Sometimes it is so gratifying to see a youngster who wants to improve so much that they work like a Trojan, imbibe as they listen to one's words, and learn almost by osmosis. I have some fine young pupils from the age's of 6 to 18, many of whom I have taught for more than half of their young lives ( as one young M informed me early in the week !). Another teen who only started lessons this term has proved herself worthy to join that hardworking and talented bunch of youthful voices.
N came last week for only her 3rd lesson, and proved by her very intensity just how much sheer graft she had done in the week previous. It made me smile, and as happens so often, I became very excited and felt myself jiggle about on the piano stool in anticipation of the progress to come !

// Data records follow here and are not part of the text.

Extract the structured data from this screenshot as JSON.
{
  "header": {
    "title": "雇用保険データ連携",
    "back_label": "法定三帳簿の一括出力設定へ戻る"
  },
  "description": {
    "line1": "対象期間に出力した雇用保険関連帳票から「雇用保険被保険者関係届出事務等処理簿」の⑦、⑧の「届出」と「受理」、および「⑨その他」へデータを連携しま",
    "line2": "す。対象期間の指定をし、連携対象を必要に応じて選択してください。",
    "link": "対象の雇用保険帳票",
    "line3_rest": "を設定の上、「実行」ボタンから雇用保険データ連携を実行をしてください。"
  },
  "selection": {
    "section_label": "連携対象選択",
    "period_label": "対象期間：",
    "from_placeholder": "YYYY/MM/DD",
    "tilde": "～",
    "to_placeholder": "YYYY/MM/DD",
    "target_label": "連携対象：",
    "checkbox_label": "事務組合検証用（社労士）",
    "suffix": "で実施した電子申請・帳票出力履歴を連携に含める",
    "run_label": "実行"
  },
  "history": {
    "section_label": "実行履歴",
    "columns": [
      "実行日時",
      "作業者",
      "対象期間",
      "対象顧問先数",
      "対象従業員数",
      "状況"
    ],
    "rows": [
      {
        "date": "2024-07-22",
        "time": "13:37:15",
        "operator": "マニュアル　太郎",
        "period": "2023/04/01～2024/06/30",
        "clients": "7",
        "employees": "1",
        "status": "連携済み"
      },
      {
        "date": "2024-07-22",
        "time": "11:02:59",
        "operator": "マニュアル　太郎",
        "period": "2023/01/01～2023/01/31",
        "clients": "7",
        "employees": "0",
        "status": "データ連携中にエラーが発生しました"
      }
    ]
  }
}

Her eyes lit up with praise when told how well her mouth was 'behaving' in terms of vowel shapes, and best of all, she recognised instantly when they were lazy, forgotten or simply not quite correct. Largely they were correct, and very good indeed, so in the space of three weeks she has changed from having a rather 'wildish' and raw sound to an ordered and controlled tone quality.
Even with an older beginner I have to take songs from the great purple Singing Together book, simply to allow the pupil the time to put into action the technical issues. She had Bobby Shaftoe a Northumbrian folk song and The Nightingale, another folk song but generally thought to be from Somerset. N was working so hard I could almost see the cogs of her brain turning ! She had memorised both songs, and sang them to me with enthusiasm and much detailed thought. I could tell just how much practise had gone on in that household !
My body of young singers are brilliant in so very many different ways, each complimenting the other by their very diversity. Of course there are egos and the odd quarrel but as a group I feel they are positively glued together and enjoy that fact.
N will I hope, in time add her own individuality to the group, and so make it even stronger.